C’est le point de départ de notre coopération.
Depuis nous ne cessons de concevoir et de mettre au point des systèmes optiques pour caméra vidéo.
1991, Etude et mise en place d’une bonnette grand-angle à focale fixe sur une caméra HI 8 Sony.
1992, Etude d’un correcteur à focale variable pour caméra HI8.
1993, Fabrication et mise au point focale variable.
1994, Etude et mise au point de systèmes grand champ pour caméra broadcast.
De 1995 à 1998, Etude et fabrication de 7 systèmes optiques pour caméra broadcast.
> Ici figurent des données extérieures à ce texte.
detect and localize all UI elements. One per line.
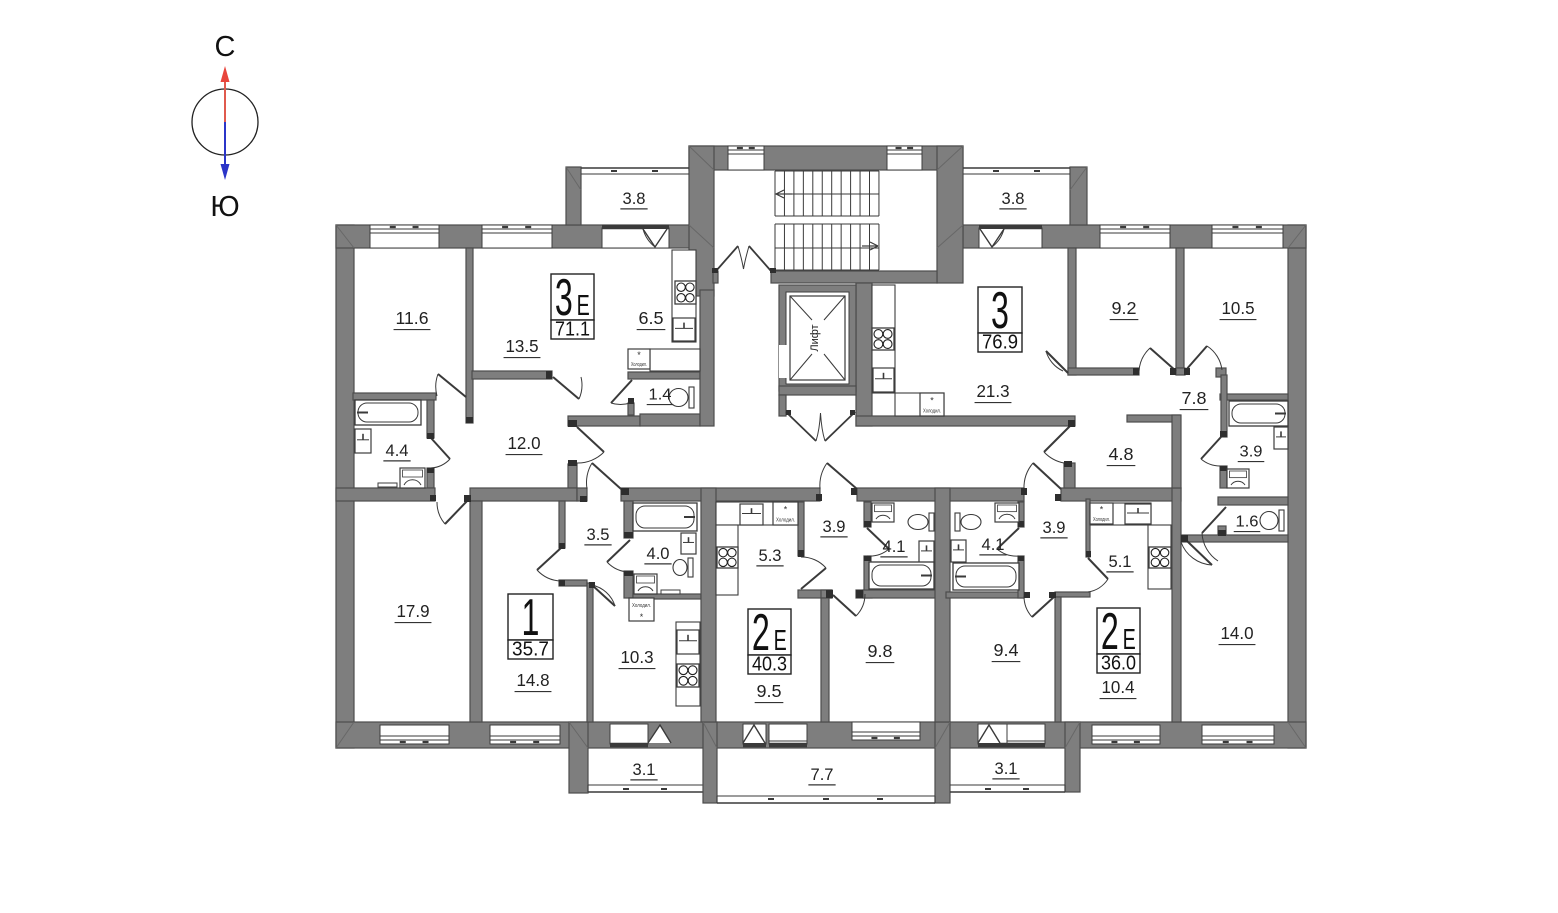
svg-text:3.8: 3.8 xyxy=(1002,190,1025,208)
svg-text:12.0: 12.0 xyxy=(508,433,541,453)
svg-text:Холодил.: Холодил. xyxy=(632,603,651,609)
svg-text:9.2: 9.2 xyxy=(1112,298,1137,318)
svg-text:4.4: 4.4 xyxy=(386,442,409,460)
svg-text:36.0: 36.0 xyxy=(1101,653,1136,675)
svg-text:7.8: 7.8 xyxy=(1182,388,1207,408)
svg-text:1.6: 1.6 xyxy=(1236,514,1259,531)
svg-text:*: * xyxy=(930,395,934,405)
svg-text:*: * xyxy=(640,612,644,622)
svg-text:14.0: 14.0 xyxy=(1221,623,1254,643)
svg-text:5.1: 5.1 xyxy=(1109,553,1132,571)
svg-text:1.4: 1.4 xyxy=(649,387,672,404)
svg-text:3.9: 3.9 xyxy=(1240,444,1263,461)
svg-text:4.1: 4.1 xyxy=(982,536,1005,554)
svg-text:13.5: 13.5 xyxy=(506,336,539,356)
svg-text:3.9: 3.9 xyxy=(1043,519,1066,537)
svg-text:40.3: 40.3 xyxy=(752,654,787,676)
svg-text:17.9: 17.9 xyxy=(397,601,430,621)
svg-text:Лифт: Лифт xyxy=(809,324,821,351)
svg-text:С: С xyxy=(215,31,236,63)
svg-text:5.3: 5.3 xyxy=(759,547,782,565)
svg-text:9.4: 9.4 xyxy=(994,640,1019,660)
svg-text:3.8: 3.8 xyxy=(623,190,646,208)
svg-text:3.5: 3.5 xyxy=(587,526,610,544)
svg-text:*: * xyxy=(1100,504,1104,514)
svg-text:6.5: 6.5 xyxy=(639,308,664,328)
svg-text:Холодил.: Холодил. xyxy=(923,409,941,415)
svg-text:Е: Е xyxy=(577,290,590,322)
svg-text:4.1: 4.1 xyxy=(883,538,906,556)
svg-text:14.8: 14.8 xyxy=(517,670,550,690)
svg-text:Е: Е xyxy=(1123,624,1136,656)
svg-text:9.8: 9.8 xyxy=(868,641,893,661)
svg-text:7.7: 7.7 xyxy=(811,766,834,784)
svg-text:9.5: 9.5 xyxy=(757,681,782,701)
svg-text:*: * xyxy=(784,504,788,514)
svg-text:35.7: 35.7 xyxy=(512,639,549,661)
svg-text:76.9: 76.9 xyxy=(982,332,1018,354)
svg-text:11.6: 11.6 xyxy=(396,308,429,328)
svg-text:4.8: 4.8 xyxy=(1109,444,1134,464)
svg-text:10.3: 10.3 xyxy=(621,647,654,667)
svg-text:Холодил.: Холодил. xyxy=(1093,517,1110,523)
svg-text:21.3: 21.3 xyxy=(977,381,1010,401)
svg-text:10.5: 10.5 xyxy=(1222,298,1255,318)
svg-text:10.4: 10.4 xyxy=(1102,677,1135,697)
svg-text:3.9: 3.9 xyxy=(823,518,846,536)
svg-text:*: * xyxy=(637,350,641,360)
svg-text:Холодил.: Холодил. xyxy=(776,518,795,524)
svg-text:Ю: Ю xyxy=(210,191,239,223)
svg-text:4.0: 4.0 xyxy=(647,545,670,563)
svg-text:71.1: 71.1 xyxy=(555,319,590,341)
svg-text:3.1: 3.1 xyxy=(633,761,656,779)
svg-text:Холодил.: Холодил. xyxy=(631,362,647,368)
svg-text:3.1: 3.1 xyxy=(995,760,1018,778)
svg-text:Е: Е xyxy=(774,625,787,657)
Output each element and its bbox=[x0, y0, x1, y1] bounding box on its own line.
De 1996 à aujourd’hui, Etude et mise au point de systèmes pour caméras numériques grand public,
à chaque conception de nouveau caisson.
1999, Etude et fabrication de systèmes macro et endoscopiques qui dans notre gamme standard seront déclinés en lentilles référencées TM80.
2000, Finalisation des développements optiques pour le sous-marin VICTOR (IFREMER) et développement plus "poussé" des principes macroscopiques en cours.
2001, Mise en place d’un laboratoire optique dans les locaux d’ Extrem’ Vision.
2002, Etude et mise en fabrication d’un grand-angulaire à zoom total pour caméras numériques grand public, référencé FV80.
2003, Etude et conception de systèmes Haute Définition pour caméra Broadcast d’applications spécifiques.
2005, Etude et commercialisation de bonnettes grands-angles et macro M67 pour caisson photo et vidéo grand public.
2007, Etude, conception et industrialisation de 3 systèmes Haute Définition pour les nouvelles caméras Sony V1 et FX7, portant sur : 1 grand angle 85° zoom total, 1 grand angle 100° zoom total, 1 lentille macro spécifique.
Devant la quantité de travaux réalisés, ces systèmes optiques sont devenus les "Générations THALACETOR®"
Nos travaux sont testés et utilisés dans le cadre de documentaires animaliers pour la télévision, par Cyril TRICOT (Eau Sea Bleue Productions).
Pourquoi utiliser des surfaces asphériques ?
L’utilisation de ces process de calcul associés à des verres minéraux de grande pureté permet de réduire la quantité et la dimension de lentilles nécessaires au chemin optique pour former une image.
Nous réduisons ainsi l’absorption naturel du verre et formons l’image sur le capteur de la caméra très précisément pour reproduire intensément à la réalité.
Les plus :
- Aller dans des valeurs angulaires extrêmes. (Grand-angle ou macro)
- Moins de lentille donc plus de lumière restituée aux capteurs.
- Un encombrement et un poids réduit.
- Correction parfaite des aberrations.
- La « propreté » de l’image, d’un piqué exceptionnel.
Les moins :
- La complexité de calcul.
- L’exigence de fabrication.
- Les coût de mise en oeuvre.
Comment distinguer une surface "sphérique" d’une surface "asphérique" ?
La surface sphérique présente une lentille ayant une courbure externe régulière.
La surface asphérique comporte une multitude de courbes sur la surface de la lentille.
Elle parait plus "plate".
L’application de ce concept permet de reconnaître les images diffusées par une touche de qualité inégalée.
Les "Générations THALACETOR®" sont exclusivement fabriquées et vendues sur les caissons EXTREM’ VISION.
"THALACETOR®" est une marque déposée par Stéphane GOUVERNEUR et Cyril TRICOT, à la demande de Monsieur LAURENT dans le but de protéger ses travaux.